Mr. Thoma's court appearance added new drama to an already contentious case, which began when the U.S. government seized the bank in September 2008. The court-ordered probe riled hedge-fund managers, who said they did nothing wrong, and made Mr. Thoma a folk hero among Washington Mutual's legions of small investors.
His transformation from small-time investor to activist shareholder began following the seizure of Washington Mutual. Mr. Thoma's shareholding in the bank was wiped out. He spent weeks in front of his Scottrade account, trying to figure out how to recoup money he had lost.

"I started looking at the capital structure, and I saw an opportunity to make back my investment," Mr. Thoma said. He bought trust preferred securities, a hybrid of debt and equity, which rank above common and preferred shares. That enabled him to essentially jump ahead in line for any money distributed from the bank's estate.

It also put him in the same pool as Appaloosa, Aurelius, Centerbridge and Owl Creek, which were snapping up the same securities.

Those securities were quoted at around one cent in November 2008, when Mr. Thoma first started buying—they are now at 16 cents—but they rarely traded and were hard to buy through his online brokerage account.
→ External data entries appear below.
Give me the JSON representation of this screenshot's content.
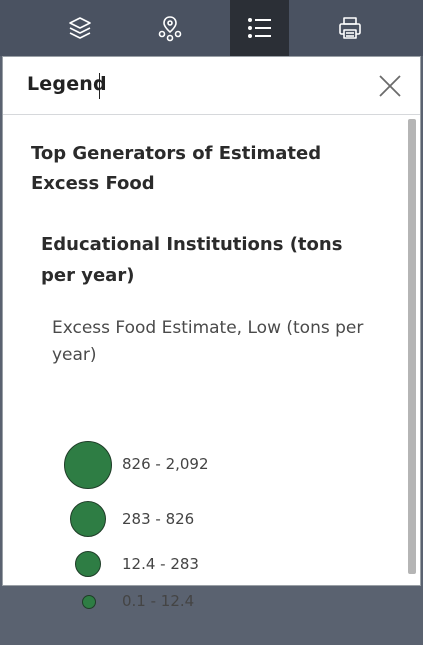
{
  "toolbar": {
    "tools": [
      {
        "name": "layers",
        "icon": "layers-icon",
        "active": false
      },
      {
        "name": "basemap",
        "icon": "basemap-gallery-icon",
        "active": false
      },
      {
        "name": "legend",
        "icon": "legend-list-icon",
        "active": true
      },
      {
        "name": "print",
        "icon": "printer-icon",
        "active": false
      }
    ]
  },
  "panel": {
    "title": "Legend",
    "close_icon": "close-icon"
  },
  "legend": {
    "layer_title": "Top Generators of Estimated Excess Food",
    "sublayer_title": "Educational Institutions (tons per year)",
    "field_title": "Excess Food Estimate, Low (tons per year)",
    "symbol_color": "#2e7d44",
    "classes": [
      {
        "label": "826 - 2,092"
      },
      {
        "label": "283 - 826"
      },
      {
        "label": "12.4 - 283"
      },
      {
        "label": "0.1 - 12.4"
      }
    ]
  }
}
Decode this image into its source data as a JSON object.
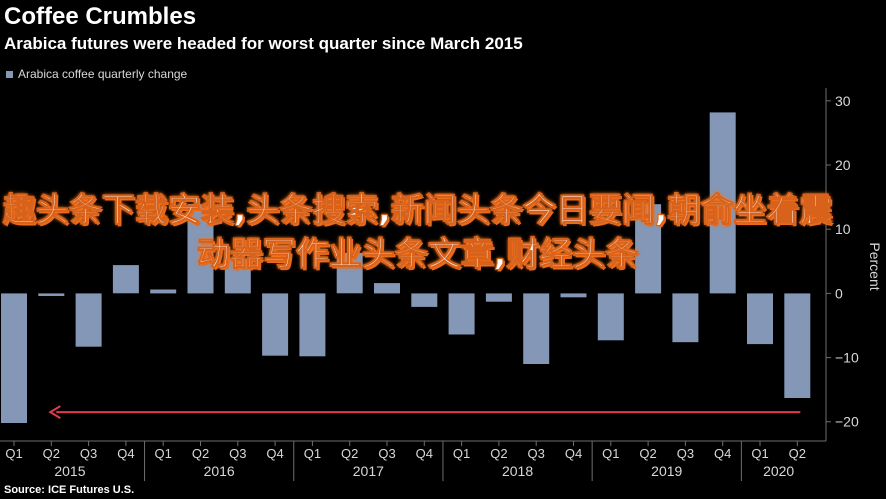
{
  "header": {
    "title": "Coffee Crumbles",
    "subtitle": "Arabica futures were headed for worst quarter since March 2015"
  },
  "footer": {
    "source": "Source: ICE Futures U.S."
  },
  "watermark": {
    "text": "趣头条下载安装,头条搜索,新闻头条今日要闻,朝俞坐着震动器写作业头条文章,财经头条"
  },
  "colors": {
    "background": "#000000",
    "bar": "#8497b6",
    "annotation_arrow": "#e23a4a",
    "axis_text": "#d8d8d8",
    "frame": "#6e6e6e"
  },
  "chart_data": {
    "type": "bar",
    "title": "Coffee Crumbles",
    "subtitle": "Arabica futures were headed for worst quarter since March 2015",
    "ylabel": "Percent",
    "xlabel": "",
    "legend": {
      "position": "top-left",
      "entries": [
        "Arabica coffee quarterly change"
      ]
    },
    "y_axis_side": "right",
    "ylim": [
      -23,
      32
    ],
    "yticks": [
      -20,
      -10,
      0,
      10,
      20,
      30
    ],
    "grid": false,
    "categories": [
      "Q1",
      "Q2",
      "Q3",
      "Q4",
      "Q1",
      "Q2",
      "Q3",
      "Q4",
      "Q1",
      "Q2",
      "Q3",
      "Q4",
      "Q1",
      "Q2",
      "Q3",
      "Q4",
      "Q1",
      "Q2",
      "Q3",
      "Q4",
      "Q1",
      "Q2"
    ],
    "year_labels": [
      {
        "label": "2015",
        "start": 0,
        "end": 3
      },
      {
        "label": "2016",
        "start": 4,
        "end": 7
      },
      {
        "label": "2017",
        "start": 8,
        "end": 11
      },
      {
        "label": "2018",
        "start": 12,
        "end": 15
      },
      {
        "label": "2019",
        "start": 16,
        "end": 19
      },
      {
        "label": "2020",
        "start": 20,
        "end": 21
      }
    ],
    "series": [
      {
        "name": "Arabica coffee quarterly change",
        "values": [
          -20.2,
          -0.4,
          -8.3,
          4.4,
          0.6,
          13.9,
          5.4,
          -9.7,
          -9.8,
          6.3,
          1.6,
          -2.1,
          -6.4,
          -1.3,
          -11.0,
          -0.6,
          -7.3,
          13.9,
          -7.6,
          28.2,
          -7.9,
          -16.3
        ]
      }
    ],
    "annotations": [
      {
        "type": "arrow",
        "direction": "left",
        "y_value": -18.5,
        "x_from_index": 21,
        "x_to_index": 1
      }
    ]
  }
}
In the following months, Mr. Thoma bought in lots of 500 or 1,000 units. But he noticed other investors were occasionally able to buy them in much larger amounts, at one point as many as six million units in a day.
Mr. Thoma suspected the buying was being made by hedge funds, which already owned the bank's bonds. Owning large chunks of both classes of securities would help them control the bankruptcy's course, he figured. While this practice is standard in most bankruptcies, in the case of Washington Mutual, the hedge funds' strategies affected thousands of retail investors, who still owned the bank's securities.
In his December objection, Mr. Thoma said he thought it was unfair that hedge funds were able to eventually negotiate on behalf of trust preferred holders, seeing as they were also bondholders and involved in settlement talks. He questioned whether they were acting in all of the preferred holders' best interests.
It is possible to take on mamoth trading houses, if you're knowledgable on the subject.  I just hope this man prevails in fighting these somewhat unethical practices, that end up screwing "the little guy."